In its native range in East Asia, the tick is a serious livestock pest known to carry human and animal pathogens. So far, testing has not indicated any human pathogens carried in the U.S. populations of longhorned ticks, but in other countries the pest is known to carry bacterial infections including babesiosis, ehrlichiosis, theileriosis and rickettsiosis, as well as some viral diseases including severe fever with thrombocytopenia syndrome (SFTS).
In livestock, according to the Texas Animal Health Commission (TAHC), the longhorn tick is an aggressive biter and frequently builds intense infestations on domestic hosts causing great stress, reduced growth and production, and exsanguination. TAHC also notes that the tick can reproduce parthenogenetically (without a male), meaning a single fed female tick can create a population.
The tick has not been found in Texas, but the TAHC has advised livestock producers and veterinarians to watch for the pest, especially since it has turned up in neighboring Arkansas. Texas and the TAHC currently are working to address the reappearance of cattle fever ticks, a pest that previously caused extensive damage in livestock herds, along its border with Mexico.

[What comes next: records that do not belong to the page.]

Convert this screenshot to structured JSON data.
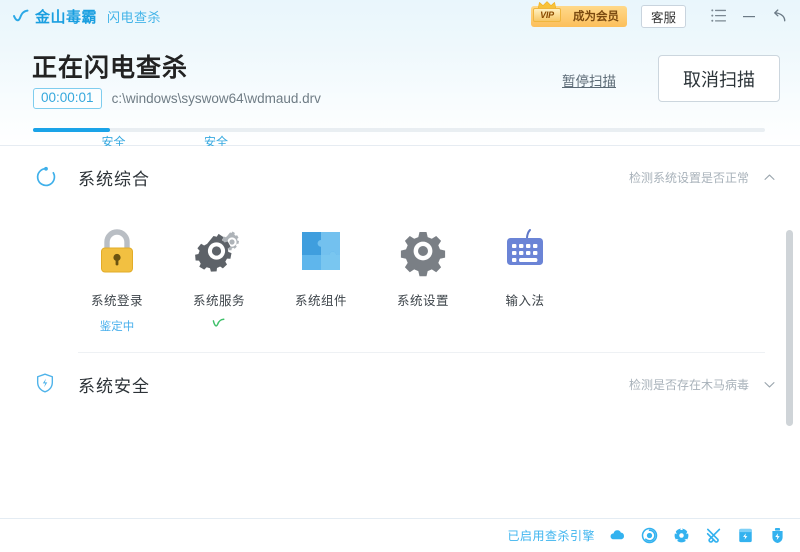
{
  "titlebar": {
    "brand_name": "金山毒霸",
    "brand_sub": "闪电查杀",
    "logo_icon": "swoosh-check-icon",
    "vip_text": "成为会员",
    "vip_badge_text": "VIP",
    "vip_badge_icon": "crown-icon",
    "support_button": "客服",
    "menu_icon": "hamburger-list-icon",
    "minimize_icon": "minimize-icon",
    "close_icon": "restore-back-arrow-icon"
  },
  "scan": {
    "title": "正在闪电查杀",
    "timer": "00:00:01",
    "path": "c:\\windows\\syswow64\\wdmaud.drv",
    "pause_label": "暂停扫描",
    "cancel_label": "取消扫描",
    "progress_percent": 10.5,
    "segments": [
      {
        "label": "安全",
        "position_percent": 11
      },
      {
        "label": "安全",
        "position_percent": 25
      }
    ]
  },
  "sections": [
    {
      "id": "system-overview",
      "icon": "loading-spinner-icon",
      "title": "系统综合",
      "description": "检测系统设置是否正常",
      "chevron": "chevron-up-icon",
      "expanded": true,
      "tiles": [
        {
          "icon": "padlock-icon",
          "label": "系统登录",
          "status": "鉴定中",
          "status_type": "scanning"
        },
        {
          "icon": "gears-icon",
          "label": "系统服务",
          "status": "",
          "status_type": "done"
        },
        {
          "icon": "puzzle-icon",
          "label": "系统组件",
          "status": "",
          "status_type": "none"
        },
        {
          "icon": "gear-icon",
          "label": "系统设置",
          "status": "",
          "status_type": "none"
        },
        {
          "icon": "keyboard-icon",
          "label": "输入法",
          "status": "",
          "status_type": "none"
        }
      ]
    },
    {
      "id": "system-security",
      "icon": "shield-bolt-icon",
      "title": "系统安全",
      "description": "检测是否存在木马病毒",
      "chevron": "chevron-down-icon",
      "expanded": false,
      "tiles": []
    }
  ],
  "footer": {
    "text": "已启用查杀引擎",
    "icons": [
      "cloud-icon",
      "vortex-icon",
      "globe-shield-icon",
      "tools-icon",
      "archive-box-icon",
      "usb-shield-icon"
    ]
  },
  "colors": {
    "accent": "#1aa3e8",
    "brand": "#1a9fe0",
    "vip_gold": "#fcbf5b",
    "success_green": "#3fc06a",
    "header_gradient_top": "#e9f6fc"
  }
}
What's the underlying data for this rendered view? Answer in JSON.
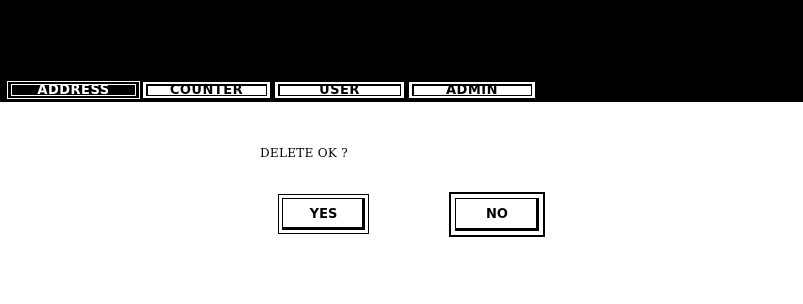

University of Arkansas Extension Entomologist Kelly Loftin, says that while the longhorned tick may be a new arrival to Arkansas, residents should not panic, but use the same precautions they would with the state’s other ticks. “I think the big concern right now is the unknown,” Loftin says. “We don’t know how it arrived in Arkansas, or how widespread it is. The longhorned tick is a big pest to cattle in some parts of the world, so of course that’s a concern here, along with the viral and bacterial pathogens it may transmit.”